Freshman forward Greg Brown III wasn’t able to play through those difficulties, fouling out in 12 minutes thanks to two offensive fouls. Brown finished with two points on 1-of-4 shooting with three turnovers and missed three more three-point attempts. To open his freshman season, Brown has not made an attempt from beyond the arc on 10 shots.
Given the difficulties avoiding whistles and the struggles by Brown, in addition to poor three-point shooting by the Horns — 28 percent on 25 attempts — it was remarkable that Texas was able to come out with such a lopsided win.
One key was the performance on the defensive end, as Texas held Indiana to 23.9-percent shooting from the field, the school’s worst shooting performance in at least 10 seasons.
Long periods of the game without field goals helped sink Indiana.
In the first half, head coach Archie Miller’s team went 7:50 without a field goal, allowing Texas to turn a two-point lead into a 29-15 margin.

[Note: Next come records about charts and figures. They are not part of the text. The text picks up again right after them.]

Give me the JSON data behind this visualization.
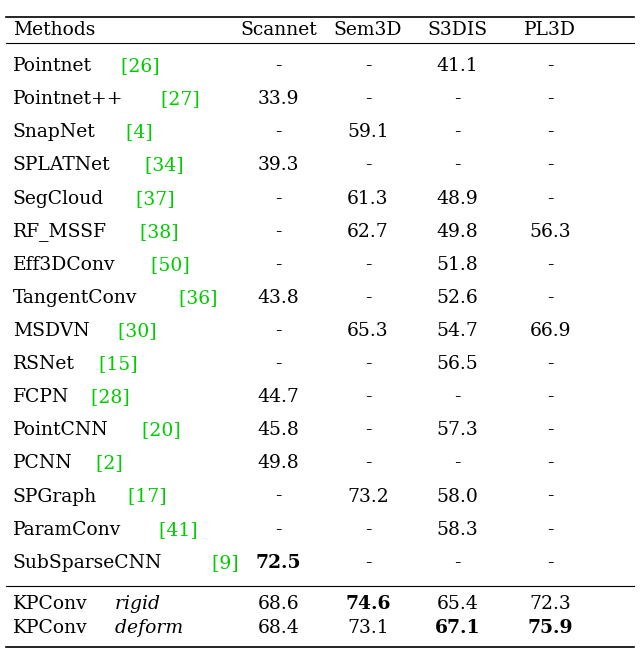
{
  "header": [
    "Methods",
    "Scannet",
    "Sem3D",
    "S3DIS",
    "PL3D"
  ],
  "rows": [
    {
      "method": "Pointnet",
      "cite": "[26]",
      "values": [
        "-",
        "-",
        "41.1",
        "-"
      ],
      "bold_vals": [
        false,
        false,
        false,
        false
      ]
    },
    {
      "method": "Pointnet++",
      "cite": "[27]",
      "values": [
        "33.9",
        "-",
        "-",
        "-"
      ],
      "bold_vals": [
        false,
        false,
        false,
        false
      ]
    },
    {
      "method": "SnapNet",
      "cite": "[4]",
      "values": [
        "-",
        "59.1",
        "-",
        "-"
      ],
      "bold_vals": [
        false,
        false,
        false,
        false
      ]
    },
    {
      "method": "SPLATNet",
      "cite": "[34]",
      "values": [
        "39.3",
        "-",
        "-",
        "-"
      ],
      "bold_vals": [
        false,
        false,
        false,
        false
      ]
    },
    {
      "method": "SegCloud",
      "cite": "[37]",
      "values": [
        "-",
        "61.3",
        "48.9",
        "-"
      ],
      "bold_vals": [
        false,
        false,
        false,
        false
      ]
    },
    {
      "method": "RF_MSSF",
      "cite": "[38]",
      "values": [
        "-",
        "62.7",
        "49.8",
        "56.3"
      ],
      "bold_vals": [
        false,
        false,
        false,
        false
      ]
    },
    {
      "method": "Eff3DConv",
      "cite": "[50]",
      "values": [
        "-",
        "-",
        "51.8",
        "-"
      ],
      "bold_vals": [
        false,
        false,
        false,
        false
      ]
    },
    {
      "method": "TangentConv",
      "cite": "[36]",
      "values": [
        "43.8",
        "-",
        "52.6",
        "-"
      ],
      "bold_vals": [
        false,
        false,
        false,
        false
      ]
    },
    {
      "method": "MSDVN",
      "cite": "[30]",
      "values": [
        "-",
        "65.3",
        "54.7",
        "66.9"
      ],
      "bold_vals": [
        false,
        false,
        false,
        false
      ]
    },
    {
      "method": "RSNet",
      "cite": "[15]",
      "values": [
        "-",
        "-",
        "56.5",
        "-"
      ],
      "bold_vals": [
        false,
        false,
        false,
        false
      ]
    },
    {
      "method": "FCPN",
      "cite": "[28]",
      "values": [
        "44.7",
        "-",
        "-",
        "-"
      ],
      "bold_vals": [
        false,
        false,
        false,
        false
      ]
    },
    {
      "method": "PointCNN",
      "cite": "[20]",
      "values": [
        "45.8",
        "-",
        "57.3",
        "-"
      ],
      "bold_vals": [
        false,
        false,
        false,
        false
      ]
    },
    {
      "method": "PCNN",
      "cite": "[2]",
      "values": [
        "49.8",
        "-",
        "-",
        "-"
      ],
      "bold_vals": [
        false,
        false,
        false,
        false
      ]
    },
    {
      "method": "SPGraph",
      "cite": "[17]",
      "values": [
        "-",
        "73.2",
        "58.0",
        "-"
      ],
      "bold_vals": [
        false,
        false,
        false,
        false
      ]
    },
    {
      "method": "ParamConv",
      "cite": "[41]",
      "values": [
        "-",
        "-",
        "58.3",
        "-"
      ],
      "bold_vals": [
        false,
        false,
        false,
        false
      ]
    },
    {
      "method": "SubSparseCNN",
      "cite": "[9]",
      "values": [
        "72.5",
        "-",
        "-",
        "-"
      ],
      "bold_vals": [
        true,
        false,
        false,
        false
      ]
    }
  ],
  "kpconv_rows": [
    {
      "method": "KPConv",
      "variant": "rigid",
      "values": [
        "68.6",
        "74.6",
        "65.4",
        "72.3"
      ],
      "bold_vals": [
        false,
        true,
        false,
        false
      ]
    },
    {
      "method": "KPConv",
      "variant": "deform",
      "values": [
        "68.4",
        "73.1",
        "67.1",
        "75.9"
      ],
      "bold_vals": [
        false,
        false,
        true,
        true
      ]
    }
  ],
  "fontsize": 13.5,
  "header_fontsize": 13.5,
  "figsize": [
    6.4,
    6.62
  ],
  "dpi": 100
}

In the second half, the Hoosiers went without field goals for stretches of 5:34 and 6:10. So Indiana went 11:44 with only one field goal as Texas stretched a 38-27 lead to 58-34.
“We’ve got capable guys,” Smart said. “If we can improve defending without fouling, we can be even better. I told the guys yesterday after the game that we didn’t necessarily lead with our defense. Today we led with our defense and that’s what our identity has to be.”

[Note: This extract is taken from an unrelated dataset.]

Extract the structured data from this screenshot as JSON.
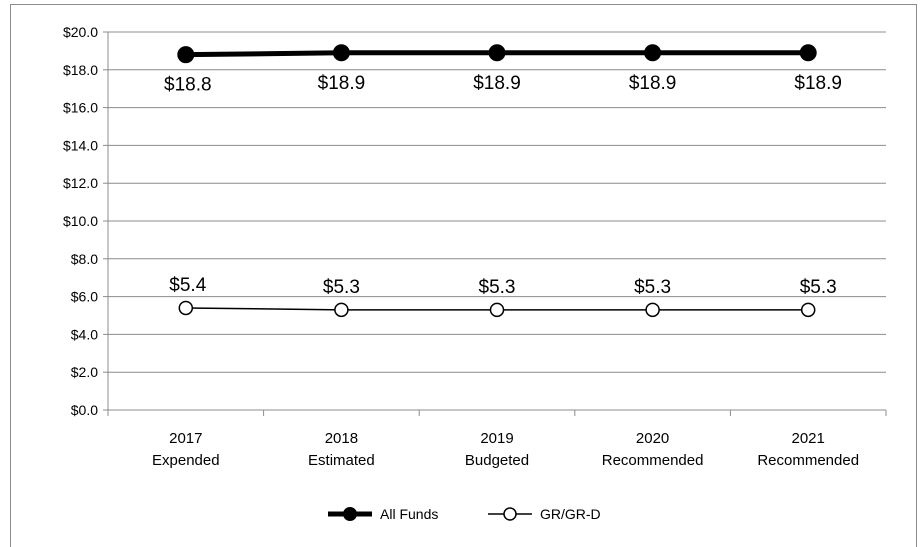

Senior guard Matt Coleman is providing the identity on offense, helping spur multiple runs against Indiana and finishing with 16 points to lead the team. After entering the game with 14 assists against only four turnovers through the first two games, Coleman turned the ball over four times against the Hoosiers, but was critical in providing a 22-9 advantage in fast-break points.
Coleman’s steal and finish following Ramey’s three-pointer to open the game set the tone. Midway through the first half, Coleman found redshirt sophomore guard Brock Cunningham on the break for a three-pointer, drew a foul on the fast break and made both free throws, found Cunningham again for a three, this time in the halfcourt, then turned a turnover into a fast-break three shortly before halftime.
After halftime, it was Coleman who once again helped Texas create more separation — over a stretch of 3:40, the senior point guard scored three times on layups, including one in transition, to ensure that Indiana couldn’t make a run.
If Coleman provided the speed and playmaking, Cunningham provided the grit and hustle. In his post-game press conference, Smart said he couldn’t wait to see the numerous hustle plays that Cunningham put on film, calling it one of his favorite pastimes. Even when the game was out of hand late in the second half, Cunningham hustled for a steal, passed up an open three-pointer, and found redshirt junior guard Andrew Jones in the corner. Jones, who struggled to a 2-of-10 shooting performance, was able to hit the shot to find some rhythm in a game during which it was severely lacking for Jones.
Cunningham has accepted his role on offense as a spot-up shooter in the corner, hitting two of his three attempts against Indiana, but it’s his other contributions that loom so large. The Westlake product led the team with 11 rebounds, including three on the offensive end, and added four assists and three steals.
“Brock is one of those guys that you love playing with, but you hate playing against,” Coleman said. “He’s gonna give you extra possessions. He’s gonna make open shots. And he’s just going to fly around. He fits perfect into how we want to play. You love playing with him.”
As Texas continues to develop its identity on both ends of the court, Coleman and Cunningham are two key pieces who demonstrated their respective values on Tuesday for a group that still has plenty of room to improve overall.